De las paredes cuelgas retratos de viticultores y bodegueros reconocidos en la ciudad, como Manolo Manzano, presidente de la sociedad cooperativa andaluza Unión de Viticultores Chiclaneros, que ostenta la gran parte de las viñas. También se distingue a Felipe Montero, de Bodegas Vélez, o Primitivo Collantes González, actual gerente de la bodega con el mismo nombre. “Es un homenaje a quienes han trabajado la viña y la trabajan”, añade.

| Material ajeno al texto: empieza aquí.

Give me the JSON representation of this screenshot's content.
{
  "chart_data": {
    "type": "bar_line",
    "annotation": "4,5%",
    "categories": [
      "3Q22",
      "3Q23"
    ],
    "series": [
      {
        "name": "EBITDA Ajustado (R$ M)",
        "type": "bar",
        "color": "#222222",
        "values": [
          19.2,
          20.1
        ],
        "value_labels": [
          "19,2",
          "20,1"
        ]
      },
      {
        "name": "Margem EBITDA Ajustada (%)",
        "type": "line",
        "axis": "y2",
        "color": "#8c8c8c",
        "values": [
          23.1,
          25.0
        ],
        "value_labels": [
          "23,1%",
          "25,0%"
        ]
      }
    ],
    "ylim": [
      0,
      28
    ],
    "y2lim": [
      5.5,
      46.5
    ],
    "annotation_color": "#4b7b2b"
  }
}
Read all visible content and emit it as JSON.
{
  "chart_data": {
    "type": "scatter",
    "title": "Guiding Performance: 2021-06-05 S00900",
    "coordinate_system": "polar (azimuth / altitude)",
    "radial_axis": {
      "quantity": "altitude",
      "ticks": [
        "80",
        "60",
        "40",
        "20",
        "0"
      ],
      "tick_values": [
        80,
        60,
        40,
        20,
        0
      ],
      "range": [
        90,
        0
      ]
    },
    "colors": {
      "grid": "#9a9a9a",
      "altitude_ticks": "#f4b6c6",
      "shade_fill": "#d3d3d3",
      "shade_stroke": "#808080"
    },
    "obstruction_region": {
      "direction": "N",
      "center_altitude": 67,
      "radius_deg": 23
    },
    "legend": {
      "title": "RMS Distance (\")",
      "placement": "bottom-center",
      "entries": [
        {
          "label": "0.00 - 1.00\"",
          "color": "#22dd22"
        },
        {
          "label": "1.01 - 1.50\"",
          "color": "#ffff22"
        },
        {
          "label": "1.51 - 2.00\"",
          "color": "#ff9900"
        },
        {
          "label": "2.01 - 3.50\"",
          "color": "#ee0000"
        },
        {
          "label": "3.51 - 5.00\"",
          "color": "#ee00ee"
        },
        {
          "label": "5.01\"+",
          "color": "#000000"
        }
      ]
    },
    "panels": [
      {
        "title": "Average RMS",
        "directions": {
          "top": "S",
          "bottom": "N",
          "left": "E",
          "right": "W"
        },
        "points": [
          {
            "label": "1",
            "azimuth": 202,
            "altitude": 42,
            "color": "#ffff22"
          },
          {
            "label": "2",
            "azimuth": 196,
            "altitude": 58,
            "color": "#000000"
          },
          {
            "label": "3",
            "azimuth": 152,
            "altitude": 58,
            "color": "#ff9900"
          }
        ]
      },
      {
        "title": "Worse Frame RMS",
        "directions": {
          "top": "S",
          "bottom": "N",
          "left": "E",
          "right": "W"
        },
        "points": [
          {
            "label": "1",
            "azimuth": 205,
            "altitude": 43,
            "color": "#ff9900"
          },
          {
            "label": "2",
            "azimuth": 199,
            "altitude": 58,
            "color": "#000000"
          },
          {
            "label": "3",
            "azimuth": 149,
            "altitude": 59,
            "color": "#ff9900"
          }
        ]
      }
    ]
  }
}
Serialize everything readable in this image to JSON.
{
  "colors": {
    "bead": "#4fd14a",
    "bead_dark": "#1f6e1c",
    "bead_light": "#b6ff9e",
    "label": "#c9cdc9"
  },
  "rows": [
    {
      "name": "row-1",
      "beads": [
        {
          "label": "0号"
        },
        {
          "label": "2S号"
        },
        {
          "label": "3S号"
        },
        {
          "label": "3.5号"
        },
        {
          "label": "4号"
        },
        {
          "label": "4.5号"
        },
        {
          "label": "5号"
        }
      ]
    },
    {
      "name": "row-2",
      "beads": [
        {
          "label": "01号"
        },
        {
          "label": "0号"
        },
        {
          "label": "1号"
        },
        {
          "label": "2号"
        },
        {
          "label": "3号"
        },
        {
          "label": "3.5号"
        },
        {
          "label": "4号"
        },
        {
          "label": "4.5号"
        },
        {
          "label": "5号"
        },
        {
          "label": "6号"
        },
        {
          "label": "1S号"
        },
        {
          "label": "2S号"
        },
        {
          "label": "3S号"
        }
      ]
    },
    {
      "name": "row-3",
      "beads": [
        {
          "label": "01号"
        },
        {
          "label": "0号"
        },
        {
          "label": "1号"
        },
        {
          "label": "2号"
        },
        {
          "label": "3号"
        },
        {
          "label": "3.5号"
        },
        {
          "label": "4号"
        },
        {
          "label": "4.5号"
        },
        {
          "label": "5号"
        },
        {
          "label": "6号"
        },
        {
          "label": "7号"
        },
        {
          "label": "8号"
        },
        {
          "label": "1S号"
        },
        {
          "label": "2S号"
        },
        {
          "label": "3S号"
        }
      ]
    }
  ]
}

Estas, junto a la bodega Sanatorio, de Manuel Aragón, son las únicas que siguen vivas. “Estas imágenes invitan a reflexionar sobre un grave problema que tenemos en todo el Marco, que es que la edad media de los propietarios de viñas y, sobre todo, de los trabajadores, es muy alta. No hay garantizado un intercambio generacional. Desgraciadamente, es muy complicado y los márgenes de beneficio son muy pequeños”, sostiene Juan Carlos, que menciona a la bodega Miguel Guerra como la última en desaparecer, hace dos años.
En la sala hay cabida para la tonelería, oficio “absolutamente perdido” en Chiclana, para el sistema de criaderas y soleras y para el Padre Fernando Salado, que dio origen al cooperativismo agrícola en 1914. En unas vitrinas hay botellas históricas de bodegas ya extintas como Saucedo o Romero.
“Hay mucha gente que no sabe que en Chiclana se hace vino”, comenta el chiclanero desde la sala central, donde se realizan actividades de todo tipo. Juan Carlos hace hincapié en la importancia que el equipo le da a la labor de difusión. Catas, conferencias, presentaciones de libros y otras convocatorias que pueden ser la excusa para descubrir este centro. “Es una forma de decir que esto no puede acabar y que tiene que seguir”, dice el chiclanero. Ya lo intuía el escritor romano Plinio el Viejo: “Nada es más útil que la sal y el sol”.